If ``input_matrix`` is not a column vector, a ``ValueError`` will be raised.

Let :math:`L` be the number of layers, :math:`\left(W^{(1)},\cdots,W^{(L-1)}\right)` be the 
:math:`L-1` weight matrices and :math:`\left(B^{(1)},\cdots,B^{(L-1)}\right)` be the 
:math:`L-1` bias matrices. We iteratively compute the output of the MLP 
based on the input vector :math:`A^{(0)}=X` via the recursive formula:

.. math::

    \forall i \in [1, L], \quad A^{(i)} = f\left(W^{(i)}\cdot A^{(i-1)} + B^{(i)}\right),

where :math:`f` is the hidden layers activation function if :math:`i < L` and 
is the output layer activation function if :math:`i = L`.
The output is hence the last column matrix :math:`A^{(L)}`.

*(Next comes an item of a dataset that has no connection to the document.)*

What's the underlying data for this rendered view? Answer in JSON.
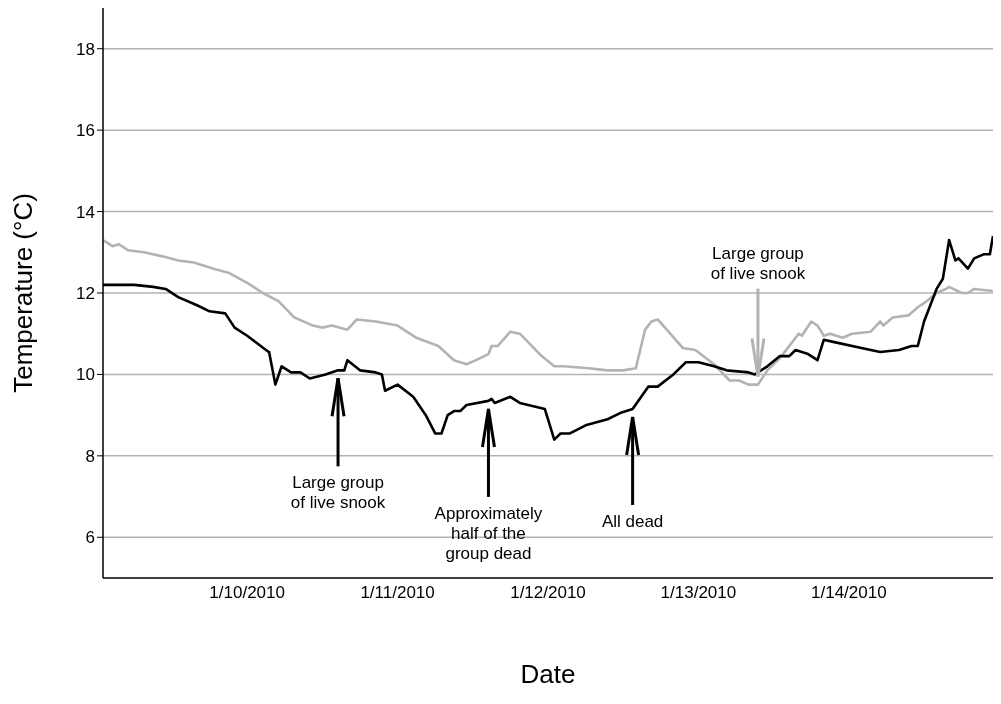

The method returns a tuple ``(output_vector, (activations, pre_activations))``.

``output_vector`` is self explanatory: the :math:`A^{(L)}` vector as a ``Matrix`` instance.

``activations``: the list of the :math:`A^{(i)}` column vectors.

``pre_activations``: the list of the :math:`A^{(i)}` vectors before evaluating the activation function,
meaning the :math:`Z^{(i)}` column vectors (:math:`1\leq i \leq L`) where:

.. math::

    \forall i \in [1, L], \quad Z^{(i)} = W^{(i)}\cdot A^{(i-1)} + B^{(i)}.